A former Manchester tip which was transformed into woodland has now been declared a local nature reserve to support biodiversity and urban nature in the city-region.
The 89-acre (36-hectare) Kenworthy Woods, which sits south of Chorlton Water Park in south Manchester, was converted to woodland in the 1990s.
Manchester City Council has now approved a move to make it the city’s ninth local nature reserve.
The declaration is part of the city’s ongoing efforts to put urban nature at the heart of the city’s biodiversity plans. Conserving, protecting and enhancing the city’s green spaces and woodlands underpins the city’s commitment and ambition to preserve and enhance biodiversity in the city.
The status as a Local Nature Reserve not only helps to protect natural features and wildlife habitats and increase local involvement where people can learn and study in nature with all the added health and well-being that this brings but it also increases the opportunity to bid for additional funding to enhance and improve the area.
Councillor Tracey Rawlins Manchester City Council’s executive member for environment and transport said it was “great news for nature conservation and recreation in this part of the city” and “an example of our biodiversity plans in action”.
The Local Democracy Reporting Service said the move would help protect the wildlife habitat and open up funding for long-term maintenance.
A report to the Labour-led authority said the declaration had the informal backing of Natural England, the public body responsible for ensuring the country’s natural environment is protected and improved.

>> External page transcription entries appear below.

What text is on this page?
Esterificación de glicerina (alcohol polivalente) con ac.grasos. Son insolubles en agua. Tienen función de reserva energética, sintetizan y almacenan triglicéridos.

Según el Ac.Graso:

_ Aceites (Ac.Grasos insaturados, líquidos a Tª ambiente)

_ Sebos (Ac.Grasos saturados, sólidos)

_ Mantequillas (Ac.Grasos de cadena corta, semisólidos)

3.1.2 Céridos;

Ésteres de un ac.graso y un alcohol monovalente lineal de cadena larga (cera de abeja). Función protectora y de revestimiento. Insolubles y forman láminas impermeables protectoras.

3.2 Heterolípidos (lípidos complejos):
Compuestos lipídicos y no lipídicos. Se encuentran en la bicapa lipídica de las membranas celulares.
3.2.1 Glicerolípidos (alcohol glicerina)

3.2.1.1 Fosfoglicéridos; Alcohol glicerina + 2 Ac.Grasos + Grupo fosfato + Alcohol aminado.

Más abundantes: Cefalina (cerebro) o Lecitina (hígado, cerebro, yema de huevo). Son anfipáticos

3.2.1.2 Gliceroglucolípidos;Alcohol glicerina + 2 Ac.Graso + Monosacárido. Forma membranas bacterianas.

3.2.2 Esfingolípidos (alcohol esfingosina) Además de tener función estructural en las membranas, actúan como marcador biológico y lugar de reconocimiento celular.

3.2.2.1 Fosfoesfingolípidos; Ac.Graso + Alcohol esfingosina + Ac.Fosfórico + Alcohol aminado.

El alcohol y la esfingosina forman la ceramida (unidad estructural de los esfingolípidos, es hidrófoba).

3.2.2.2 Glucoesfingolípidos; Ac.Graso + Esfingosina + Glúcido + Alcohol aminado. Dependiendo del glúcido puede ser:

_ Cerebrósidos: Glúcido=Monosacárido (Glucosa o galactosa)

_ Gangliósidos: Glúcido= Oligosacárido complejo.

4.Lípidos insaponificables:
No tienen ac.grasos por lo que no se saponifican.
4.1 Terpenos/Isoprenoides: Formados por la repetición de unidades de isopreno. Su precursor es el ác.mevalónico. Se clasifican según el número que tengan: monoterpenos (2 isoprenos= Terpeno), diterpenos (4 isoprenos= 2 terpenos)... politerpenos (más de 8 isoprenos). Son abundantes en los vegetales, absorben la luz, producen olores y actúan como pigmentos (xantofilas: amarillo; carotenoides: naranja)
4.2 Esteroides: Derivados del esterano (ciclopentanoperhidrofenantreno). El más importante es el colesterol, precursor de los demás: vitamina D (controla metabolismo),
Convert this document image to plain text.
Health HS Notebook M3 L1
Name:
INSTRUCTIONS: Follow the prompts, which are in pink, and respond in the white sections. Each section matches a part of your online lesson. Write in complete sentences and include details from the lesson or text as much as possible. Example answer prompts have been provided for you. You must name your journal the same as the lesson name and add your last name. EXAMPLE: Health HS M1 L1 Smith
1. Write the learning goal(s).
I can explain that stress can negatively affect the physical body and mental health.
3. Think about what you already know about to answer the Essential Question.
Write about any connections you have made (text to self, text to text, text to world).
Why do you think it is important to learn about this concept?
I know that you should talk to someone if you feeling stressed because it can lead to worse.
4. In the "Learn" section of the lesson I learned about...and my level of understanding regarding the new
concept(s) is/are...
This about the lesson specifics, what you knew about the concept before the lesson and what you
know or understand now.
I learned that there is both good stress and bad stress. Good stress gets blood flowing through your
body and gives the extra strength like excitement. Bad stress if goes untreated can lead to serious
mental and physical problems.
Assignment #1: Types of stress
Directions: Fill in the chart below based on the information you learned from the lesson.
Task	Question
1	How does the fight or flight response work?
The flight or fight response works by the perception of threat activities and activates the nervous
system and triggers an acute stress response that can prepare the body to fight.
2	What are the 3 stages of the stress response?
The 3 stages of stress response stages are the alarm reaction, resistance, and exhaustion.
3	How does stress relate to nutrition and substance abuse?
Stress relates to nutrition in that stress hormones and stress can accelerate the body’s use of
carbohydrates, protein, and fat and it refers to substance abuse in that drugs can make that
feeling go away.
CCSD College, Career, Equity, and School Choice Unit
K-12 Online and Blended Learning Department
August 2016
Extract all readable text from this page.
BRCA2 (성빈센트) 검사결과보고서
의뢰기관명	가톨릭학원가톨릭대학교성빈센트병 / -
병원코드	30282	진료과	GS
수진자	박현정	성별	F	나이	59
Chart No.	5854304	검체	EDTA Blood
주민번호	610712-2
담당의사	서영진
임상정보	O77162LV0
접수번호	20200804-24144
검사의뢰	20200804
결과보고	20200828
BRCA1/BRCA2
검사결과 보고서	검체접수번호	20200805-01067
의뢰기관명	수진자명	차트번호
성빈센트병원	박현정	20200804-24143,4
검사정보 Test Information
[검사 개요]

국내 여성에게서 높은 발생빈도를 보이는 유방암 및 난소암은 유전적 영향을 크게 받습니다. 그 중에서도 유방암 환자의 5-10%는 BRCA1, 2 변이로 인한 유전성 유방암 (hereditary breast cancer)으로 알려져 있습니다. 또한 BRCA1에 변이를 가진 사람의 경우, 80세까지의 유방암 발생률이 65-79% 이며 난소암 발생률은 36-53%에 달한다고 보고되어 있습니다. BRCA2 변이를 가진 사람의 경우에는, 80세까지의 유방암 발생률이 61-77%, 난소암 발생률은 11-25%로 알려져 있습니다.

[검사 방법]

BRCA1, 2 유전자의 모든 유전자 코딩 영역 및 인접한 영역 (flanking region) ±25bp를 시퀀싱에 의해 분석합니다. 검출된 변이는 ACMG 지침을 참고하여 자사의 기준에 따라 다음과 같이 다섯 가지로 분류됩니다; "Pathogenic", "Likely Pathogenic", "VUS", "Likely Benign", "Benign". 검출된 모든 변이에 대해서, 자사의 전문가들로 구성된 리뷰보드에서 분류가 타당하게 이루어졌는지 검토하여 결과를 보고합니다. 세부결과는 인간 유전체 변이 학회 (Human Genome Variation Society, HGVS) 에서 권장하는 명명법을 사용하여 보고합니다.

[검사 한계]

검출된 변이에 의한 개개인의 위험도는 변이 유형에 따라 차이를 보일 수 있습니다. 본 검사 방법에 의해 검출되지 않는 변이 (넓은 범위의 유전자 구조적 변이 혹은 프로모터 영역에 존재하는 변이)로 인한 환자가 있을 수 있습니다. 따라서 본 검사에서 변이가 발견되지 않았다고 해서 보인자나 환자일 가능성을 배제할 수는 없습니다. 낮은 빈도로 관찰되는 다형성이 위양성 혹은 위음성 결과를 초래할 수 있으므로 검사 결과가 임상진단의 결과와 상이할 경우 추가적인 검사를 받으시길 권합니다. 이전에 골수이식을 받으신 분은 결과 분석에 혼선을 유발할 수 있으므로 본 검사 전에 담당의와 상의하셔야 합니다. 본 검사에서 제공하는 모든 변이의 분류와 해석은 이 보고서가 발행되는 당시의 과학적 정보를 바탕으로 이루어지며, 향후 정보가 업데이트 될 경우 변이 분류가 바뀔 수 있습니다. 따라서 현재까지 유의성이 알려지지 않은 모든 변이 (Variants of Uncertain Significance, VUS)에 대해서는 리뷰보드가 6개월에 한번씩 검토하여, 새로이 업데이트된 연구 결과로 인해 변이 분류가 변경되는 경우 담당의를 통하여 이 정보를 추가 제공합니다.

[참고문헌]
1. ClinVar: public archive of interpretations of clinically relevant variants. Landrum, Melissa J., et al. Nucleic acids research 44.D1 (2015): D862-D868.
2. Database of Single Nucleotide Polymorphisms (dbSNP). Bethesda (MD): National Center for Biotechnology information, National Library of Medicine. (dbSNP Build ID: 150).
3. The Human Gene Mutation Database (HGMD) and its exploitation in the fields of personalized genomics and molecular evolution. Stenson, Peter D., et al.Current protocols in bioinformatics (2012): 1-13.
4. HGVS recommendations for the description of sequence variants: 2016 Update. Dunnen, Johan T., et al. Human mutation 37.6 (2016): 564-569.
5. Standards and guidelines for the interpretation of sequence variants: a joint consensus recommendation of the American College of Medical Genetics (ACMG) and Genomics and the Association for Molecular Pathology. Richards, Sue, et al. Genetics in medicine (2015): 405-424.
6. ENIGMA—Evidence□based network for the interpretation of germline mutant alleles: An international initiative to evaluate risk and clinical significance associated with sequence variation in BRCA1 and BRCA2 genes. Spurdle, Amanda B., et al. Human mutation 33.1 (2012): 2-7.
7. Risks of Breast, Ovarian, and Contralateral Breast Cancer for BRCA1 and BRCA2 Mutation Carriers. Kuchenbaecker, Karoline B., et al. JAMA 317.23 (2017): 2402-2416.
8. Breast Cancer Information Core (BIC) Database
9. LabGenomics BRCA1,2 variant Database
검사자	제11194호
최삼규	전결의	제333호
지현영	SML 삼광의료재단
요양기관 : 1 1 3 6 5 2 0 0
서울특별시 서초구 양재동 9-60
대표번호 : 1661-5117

Councillor Tracey Rawlins said, “As caretakers of our local environment, the work we do now to preserve, protect and enhance our green spaces and local environments is really important for future generations,” she said.
“We want to ensure that we work tirelessly to preserve the precious eco-systems that we already have in our woodlands like Kenworthy, and in our meadows, green spaces, rivers and canals to mitigate the impacts of climate change in the city.”
Councillor Sam Lynch said the woods were “a beautiful nature spot and I strongly support its declaration as a nature reserve”.
“This will make it easier to access funding and for its preservation and also promote the area so hopefully more people will enjoy it and benefit from what this local beauty spot has to offer,” she added.
The new site sits close to three existing reserves, Chorlton Water Park, Wythenshawe Park and Chorlton Ees and Ivy Green, while five more are located around the city at Blackley Forest, Clayton Vale, Highfield Country Park, Boggart Hole Clough and Stenner Woods and Millgate Fields.